Sturgeon in North Devon – Can you help?

Sturgeon in North Devon – Can you help?

Angling Heritage has embarked on a project of finding out about the history of wild sturgeon in the UK, whether they were found as corpses, caught in nets or on regular tackle. (This doesn’t include stocked fish captures).

The Severn estuary was a stronghold in the past and as 5% of fish return to spawn in the wrong river we hoped there may be other records that you could help with or put us in contact with people who have some knowledge.  We have some information that one of 160lbs appeared at Bideford Bridge on May 17th 1862 and that three were in the Taw but that is the sum total information we have of North Devon.

Their last stronghold in the Europe is the Gironde in France where they believe there are only 500 wild fish left.  Conservation is being considered, but with males and females spawning in alternative years, the likelihood of wild fish breeding is very low.

A task force in Europe is looking at where the fish used to be with a view to reintroducing them.

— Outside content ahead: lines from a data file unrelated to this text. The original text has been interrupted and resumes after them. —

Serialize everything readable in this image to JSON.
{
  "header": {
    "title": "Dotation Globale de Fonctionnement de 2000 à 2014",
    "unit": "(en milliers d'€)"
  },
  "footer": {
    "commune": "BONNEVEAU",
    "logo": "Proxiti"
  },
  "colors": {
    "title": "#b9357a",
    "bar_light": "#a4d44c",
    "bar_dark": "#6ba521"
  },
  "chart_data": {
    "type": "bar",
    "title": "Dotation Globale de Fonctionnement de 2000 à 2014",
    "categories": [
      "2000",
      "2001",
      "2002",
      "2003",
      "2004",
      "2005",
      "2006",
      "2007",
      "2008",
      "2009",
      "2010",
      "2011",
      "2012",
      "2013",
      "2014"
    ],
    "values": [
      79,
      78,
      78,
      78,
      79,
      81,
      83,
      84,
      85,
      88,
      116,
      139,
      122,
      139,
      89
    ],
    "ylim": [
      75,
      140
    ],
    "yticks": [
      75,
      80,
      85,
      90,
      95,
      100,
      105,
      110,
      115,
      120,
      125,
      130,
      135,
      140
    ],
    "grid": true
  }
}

In the UK, where we have the longest coastline in Europe, they used to be plentiful but netting wiped them out as they used to be a staple food centuries ago. So any information would give an insight into where they lived in the past and  a indication of potential sites for introduction the future.

It is very early days and there is so much work to do in just compiling this database, but any help would be much appreciated.

Finally, if you catch one, put it back after photographing it and measuring it for the long term health of the species.